Il y a quelques années, à l’orée de l’an 2000, en visite chez Joël Brunel, j’aperçu dans la pénombre de son garage à Montreuil un véritable Sherpa côtoyé lors de mes jeunes années.

Il venait d’arriver, complet et en bon état, ce diable de Joël venait encore de dénicher l’introuvable perle rare !

Ce Sherpa rentrait dans la parenthèse que Joël s’accorde parmi sa formidable collection de berlines et dérivées.

Ce Sherpa, nom qui rappelle les célèbres porteurs himalayens, robustes et que rien n’arrête, a une allure de 3 roues allemandes : Tempo et Goliath.

Conçu pour répondre aux conditions de maniabilité, d’économie et d’un rapport encombrement / charge transportée, très favorable.

Il doit répondre aussi au besoin de promenade de son propriétaire, c’est-à-dire, être confortablement et raisonnablement rapide à vide. Présenté dans sa version définitive au Salon de 1956, il sortait depuis le 1er novembre au rythme de 3 unités par jour des ateliers de Noisy le Sec.

DES EPAULES DE DEMENAGEUR

Le châssis de cette camionnette à 3 roues parait d’une robuste à toute épreuve.

Et si j’en juge de ce qu’il en reste 44 ans après, il faut dire que tout a été calculé large !

Il est constitué par un tube central en acier, d’un diamètre important muni de 5 traverses en acier embouti en forme de U, d’une épaisseur de ‘mm soudées électriquement sur le tube.

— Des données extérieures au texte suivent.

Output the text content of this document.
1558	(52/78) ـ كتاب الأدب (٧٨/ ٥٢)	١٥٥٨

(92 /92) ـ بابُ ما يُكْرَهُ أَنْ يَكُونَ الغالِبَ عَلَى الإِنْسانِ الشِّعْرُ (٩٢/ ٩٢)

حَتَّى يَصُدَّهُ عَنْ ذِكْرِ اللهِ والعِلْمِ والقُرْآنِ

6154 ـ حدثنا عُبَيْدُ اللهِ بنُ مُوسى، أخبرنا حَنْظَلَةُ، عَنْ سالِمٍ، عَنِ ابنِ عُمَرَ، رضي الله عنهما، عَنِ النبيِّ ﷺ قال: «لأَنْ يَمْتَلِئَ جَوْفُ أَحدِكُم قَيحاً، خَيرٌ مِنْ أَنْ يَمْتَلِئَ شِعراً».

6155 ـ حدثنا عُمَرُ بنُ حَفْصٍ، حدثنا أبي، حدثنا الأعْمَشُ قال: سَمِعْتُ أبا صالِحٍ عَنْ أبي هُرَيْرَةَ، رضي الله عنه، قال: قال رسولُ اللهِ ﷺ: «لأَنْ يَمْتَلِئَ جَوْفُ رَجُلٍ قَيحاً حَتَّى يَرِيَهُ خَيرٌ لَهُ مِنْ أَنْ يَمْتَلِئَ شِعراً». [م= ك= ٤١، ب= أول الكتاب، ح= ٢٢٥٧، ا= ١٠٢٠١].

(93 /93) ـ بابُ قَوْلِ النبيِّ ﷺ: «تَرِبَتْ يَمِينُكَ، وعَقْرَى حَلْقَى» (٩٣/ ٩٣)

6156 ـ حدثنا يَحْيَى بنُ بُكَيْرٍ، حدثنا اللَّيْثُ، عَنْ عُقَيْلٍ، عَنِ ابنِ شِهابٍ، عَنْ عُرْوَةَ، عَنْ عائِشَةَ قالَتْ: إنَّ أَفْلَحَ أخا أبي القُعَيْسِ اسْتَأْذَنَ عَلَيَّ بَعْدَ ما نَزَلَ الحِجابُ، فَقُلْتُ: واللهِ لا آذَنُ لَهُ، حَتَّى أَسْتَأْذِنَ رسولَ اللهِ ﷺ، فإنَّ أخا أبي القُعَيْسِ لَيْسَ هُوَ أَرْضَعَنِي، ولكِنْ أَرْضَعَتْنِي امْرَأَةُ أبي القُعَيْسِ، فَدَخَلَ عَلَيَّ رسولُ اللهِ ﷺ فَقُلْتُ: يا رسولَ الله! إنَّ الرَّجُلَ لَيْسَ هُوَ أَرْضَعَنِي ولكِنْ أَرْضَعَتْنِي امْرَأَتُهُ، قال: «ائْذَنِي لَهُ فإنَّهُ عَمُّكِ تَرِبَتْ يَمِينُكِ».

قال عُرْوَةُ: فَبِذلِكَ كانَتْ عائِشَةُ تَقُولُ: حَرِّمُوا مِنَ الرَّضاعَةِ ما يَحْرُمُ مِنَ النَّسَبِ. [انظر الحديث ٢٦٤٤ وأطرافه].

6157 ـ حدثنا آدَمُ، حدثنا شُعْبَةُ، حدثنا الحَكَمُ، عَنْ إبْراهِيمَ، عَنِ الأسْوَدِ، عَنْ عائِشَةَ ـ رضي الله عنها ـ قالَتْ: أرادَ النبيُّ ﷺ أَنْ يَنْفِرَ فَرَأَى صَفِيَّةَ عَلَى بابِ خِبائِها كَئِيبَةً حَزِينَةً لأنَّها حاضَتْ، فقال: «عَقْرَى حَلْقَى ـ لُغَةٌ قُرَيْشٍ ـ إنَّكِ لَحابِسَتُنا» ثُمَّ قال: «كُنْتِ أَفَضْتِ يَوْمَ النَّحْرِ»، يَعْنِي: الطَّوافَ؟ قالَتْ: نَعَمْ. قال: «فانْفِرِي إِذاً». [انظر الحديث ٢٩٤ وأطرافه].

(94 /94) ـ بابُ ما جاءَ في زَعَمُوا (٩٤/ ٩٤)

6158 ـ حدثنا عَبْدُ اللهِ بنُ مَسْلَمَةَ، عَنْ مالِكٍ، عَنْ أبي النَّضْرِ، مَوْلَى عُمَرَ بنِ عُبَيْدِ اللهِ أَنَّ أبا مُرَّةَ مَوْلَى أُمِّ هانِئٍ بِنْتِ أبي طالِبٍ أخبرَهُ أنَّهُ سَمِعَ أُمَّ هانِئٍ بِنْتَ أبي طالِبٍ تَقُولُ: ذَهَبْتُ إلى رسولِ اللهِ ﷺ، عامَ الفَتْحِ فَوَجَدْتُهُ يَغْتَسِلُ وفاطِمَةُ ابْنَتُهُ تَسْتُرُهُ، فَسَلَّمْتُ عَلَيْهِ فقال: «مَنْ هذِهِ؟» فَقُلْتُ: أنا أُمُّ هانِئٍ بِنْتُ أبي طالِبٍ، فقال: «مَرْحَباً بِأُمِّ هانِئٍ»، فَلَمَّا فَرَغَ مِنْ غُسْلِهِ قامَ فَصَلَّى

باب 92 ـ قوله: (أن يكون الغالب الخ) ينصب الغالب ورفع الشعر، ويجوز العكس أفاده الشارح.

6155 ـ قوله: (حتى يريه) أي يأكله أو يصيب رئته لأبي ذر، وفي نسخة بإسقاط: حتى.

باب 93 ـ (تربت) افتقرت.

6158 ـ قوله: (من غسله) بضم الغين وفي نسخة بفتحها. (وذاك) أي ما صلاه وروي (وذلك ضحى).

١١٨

Les traverses son renforcées longitudinalement par des profils en U également assemblés par soudure électrique.

La carrosserie est fixée solidement au châssis.

Elle comporte : la cabine pour le conducteur et son passager et une plate-forme en tôle d’acier emboutie à la presse, complétée par une bâche maintenue par des arceaux en profilés.

Cette plate-forme est vaste, rigoureusement plane, suffisamment basse pour faciliter les manœuvre de chargement.

Le volume total utilisable sous bâche, est de 6 m3.

A l’arrière, le hayon vient malheureusement racler au sol lorsqu’il est rabattu et que le véhicule est chargé. Sous le plancher à l’arrière, la roue de secours est exposée à toutes les souillures.

Quant à la cabine, si elle est vaste et relativement confortable, elle est trop grossièrement présentée.

POURQUOI AVOIR CHOISI UN MOTEUR DE PUR-SANG POUR CE PERCHERON ? En effet, les constructeurs ont jeté leur dévolu sur la mécanique Panhard des berlines Dyna.

Si sa cylindrée reste à 851 cc, le taux de compression a été ramené à 6,2.

Tel qu’il se présente, il développe 30 cv à 4.000 t/mn.

L’allumage est classique par batterie de 12 volts et Delco.

Le graissage est assuré par une pompe à engrenage placée sous le carter moteur.

Le refroidissement est bien entendu par air forcé, grâce à une turbine centrifuge, l’air étant guidé par des volutes. La surprise vient de la disposition du moteur Panhard.

L’ingénieuse disposition du moteur/Boite :

La surprise vient de la disposition du moteur Panhard.

En effet, il est monté de façon longitudinale du côté gauche de l’unique roue avant, le cylindre droit orienté vers l’avant.

Lui faisant équilibre, à droite de la roue directrice, la boite de vitesses est une création originale.

Toute la mécanique (moteur, boite, embrayage, transmission) est montée sur une pièce centrale en acier coulé, constituant en même temps que l’essieu de la roue avant, le pivot directeur du véhicule, contrairement aux allemandes qui utilisaient de très faibles moteurs 2 temps refroidis par eau.

L’ensemble moteur-boite, pivote avec la roue. L’équilibre obtenu est de plus satisfaisant puisque dans les virages, il suffisait d’un effort minime du volant.

La direction est, par ailleurs, à peu près absente de parasites.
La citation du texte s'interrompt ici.